General Introduction
CogView3 is an advanced text generation image system developed by Tsinghua University and Think Tank Team (Chi Spectrum Qingyan). It is based on the cascading diffusion model and generates high-resolution images through multiple stages.The main features of CogView3 include multi-stage generation, innovative architecture and efficient performance, which are applicable to many fields such as art creation, advertisement design, game development, and so on.
The capabilities of this series of models are now online at "Smart Spectrum Clear Words" (chatglm.cn) and can be experienced on Clear Words.
Function List
- Multi-stage generation: First generate low-resolution images, then gradually increase the image resolution through a relay diffusion process, and finally generate high-resolution images up to 2048x2048.
- Efficient Performance: CogView3 significantly reduces training and inference costs while generating high quality images. Compared to SDXL, the current state-of-the-art open source model, CogView3's inference time is only 1/10th of that of SDXL.
- Innovative Architecture: CogView3 introduces the latest DiT (Diffusion Transformer) architecture, which utilizes Zero-SNR diffusion noise scheduling and combines the text-image joint attention mechanism to further improve the overall performance.

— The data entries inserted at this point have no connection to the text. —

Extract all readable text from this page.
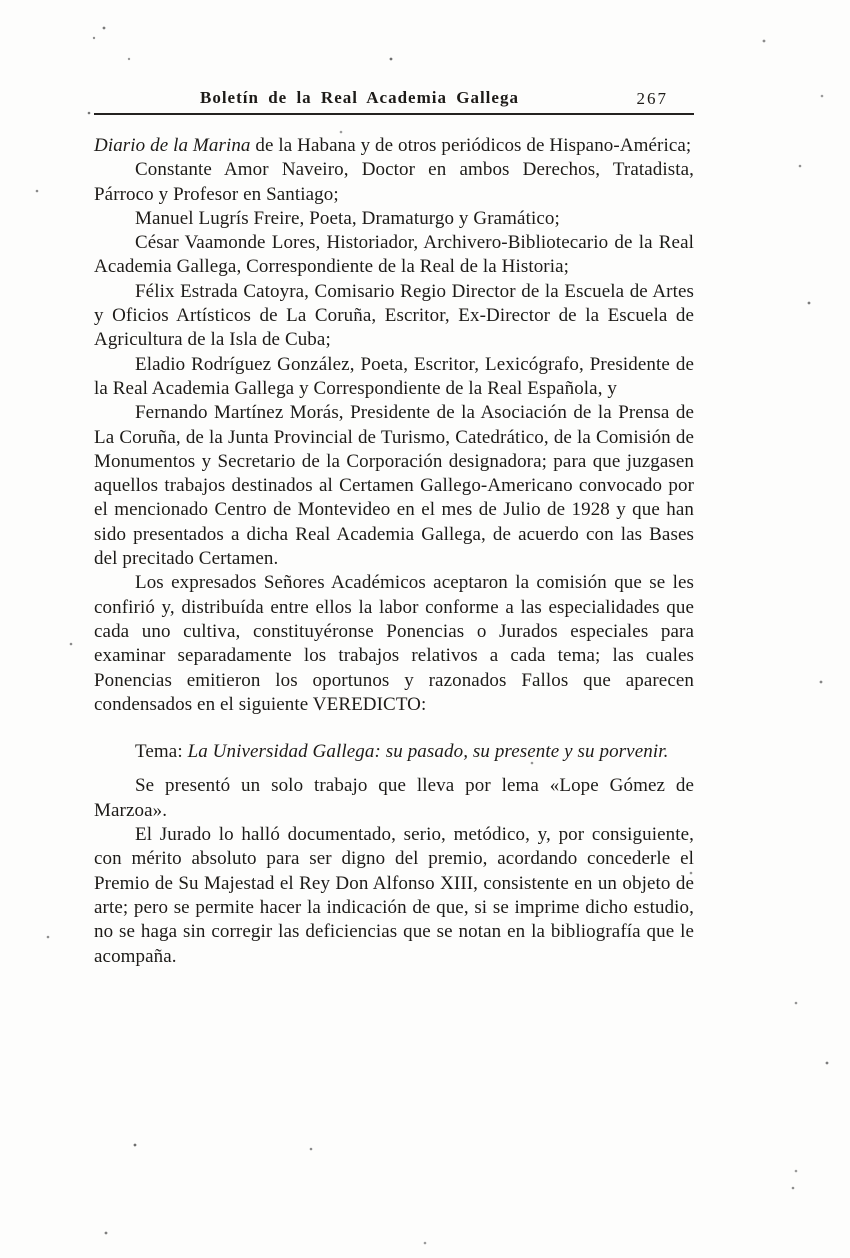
Boletín de la Real Academia Gallega	267

Diario de la Marina de la Habana y de otros periódicos de Hispano-América;

Constante Amor Naveiro, Doctor en ambos Derechos, Tratadista, Párroco y Profesor en Santiago;

Manuel Lugrís Freire, Poeta, Dramaturgo y Gramático;

César Vaamonde Lores, Historiador, Archivero-Bibliotecario de la Real Academia Gallega, Correspondiente de la Real de la Historia;

Félix Estrada Catoyra, Comisario Regio Director de la Escuela de Artes y Oficios Artísticos de La Coruña, Escritor, Ex-Director de la Escuela de Agricultura de la Isla de Cuba;

Eladio Rodríguez González, Poeta, Escritor, Lexicógrafo, Presidente de la Real Academia Gallega y Correspondiente de la Real Española, y

Fernando Martínez Morás, Presidente de la Asociación de la Prensa de La Coruña, de la Junta Provincial de Turismo, Catedrático, de la Comisión de Monumentos y Secretario de la Corporación designadora; para que juzgasen aquellos trabajos destinados al Certamen Gallego-Americano convocado por el mencionado Centro de Montevideo en el mes de Julio de 1928 y que han sido presentados a dicha Real Academia Gallega, de acuerdo con las Bases del precitado Certamen.

Los expresados Señores Académicos aceptaron la comisión que se les confirió y, distribuída entre ellos la labor conforme a las especialidades que cada uno cultiva, constituyéronse Ponencias o Jurados especiales para examinar separadamente los trabajos relativos a cada tema; las cuales Ponencias emitieron los oportunos y razonados Fallos que aparecen condensados en el siguiente VEREDICTO:

Tema: La Universidad Gallega: su pasado, su presente y su porvenir.

Se presentó un solo trabajo que lleva por lema «Lope Gómez de Marzoa».

El Jurado lo halló documentado, serio, metódico, y, por consiguiente, con mérito absoluto para ser digno del premio, acordando concederle el Premio de Su Majestad el Rey Don Alfonso XIII, consistente en un objeto de arte; pero se permite hacer la indicación de que, si se imprime dicho estudio, no se haga sin corregir las deficiencias que se notan en la bibliografía que le acompaña.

- Open source code: The code and model of CogView3 have been open sourced on GitHub and can be freely downloaded and used by users.
Using Help
Installation and Registration
- Visit the website: Open the official CogView3 website. GitHubThe
- Download Code : Click the "Code" button on the page and select "Download ZIP" to download the project file, or use the git command to download it:
git<span> </span>clone<span> </span>https://github.com/THUDM/CogView3.git
The - Install dependencies: Ensure that the diffusers library is installed from source:
pip install git+https://github.com/huggingface/diffusers.git
Usage Process
- Cue Optimization :
- Although the CogView3 family of models is trained with long image descriptions, we strongly recommend rewriting the cues using Large Language Models (LLMs) before generating text to images, which will significantly improve the quality of the generation.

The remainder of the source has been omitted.